He built a revolutionary solar-powered chocolate factory on a tropical island, pioneering the bean-to-bar movement with a radical cooperative model.
Mott Green was an idealist with a practical streak and a sweet tooth, who envisioned a chocolate bar as an instrument of economic justice. Leaving behind a life in New York, he settled on the Caribbean island of Grenada, where he saw cacao farmers receiving a pittance for their valuable beans. His response was the Grenada Chocolate Company, founded in 1999, which wasn't just a business but a manifesto. He constructed a tiny, solar-powered factory in the jungle, owned collectively by the farmers, that processed local organic cacao into finished bars right on the island. This 'tree-to-bar' model ensured profits stayed in the community and challenged the entire industrial chocolate supply chain. Green's untimely death in 2013 cut short his work, but his company remains a beacon for ethical food activism.
1965–1980
The latchkey kids. Raised during divorce, recession, and the end of the Cold War. Skeptical, self-reliant, media-literate. They invented indie culture, grunge, and the early internet — then watched the Boomers take credit.

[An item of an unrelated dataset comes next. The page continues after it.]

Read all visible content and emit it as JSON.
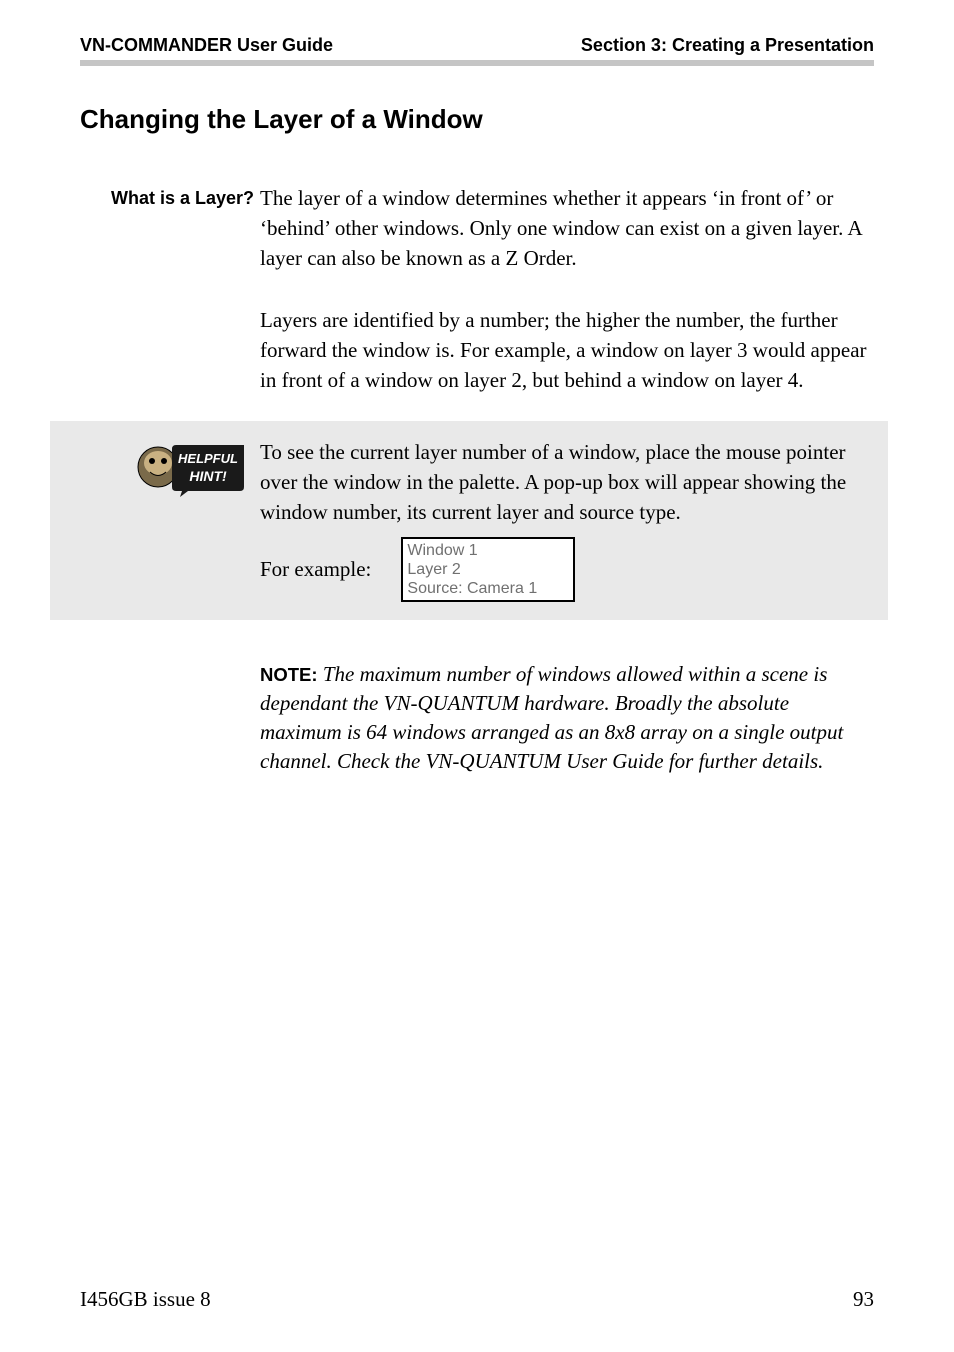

Mott was born in 1966, placing them squarely in the Generation X. The events that shaped this generation — economic uncertainty, the end of the Cold War, and the rise of personal computing — shaped the world they entered and the choices available to them.
The biggest hits of 1966
#1 Movie
The Bible: In the Beginning
Best Picture
A Man for All Seasons
#1 TV Show
Bonanza
The world at every milestone
Star Trek premieres on television
Voting age lowered to 18 in the US
Iran hostage crisis begins; Three Mile Island accident
Michael Jackson releases Thriller
Apple Macintosh introduced
Black Monday stock market crash
Dolly the sheep cloned
Twitter launches; Pluto reclassified as dwarf planet
Edward Snowden reveals NSA surveillance programs
He was originally named David Friedman but changed his name to Mott Green after a brand of apple juice.
The factory was so small and artisanal that the first chocolate bars were wrapped by hand using foil and paper.
He transported the first batches of chocolate to the U.S. for sale in his own suitcase.
An animated short film, 'The Chocolate Revolutionary,' was made about his life and work.
“The bean is the story, and the farmer's name should be on the wrapper.”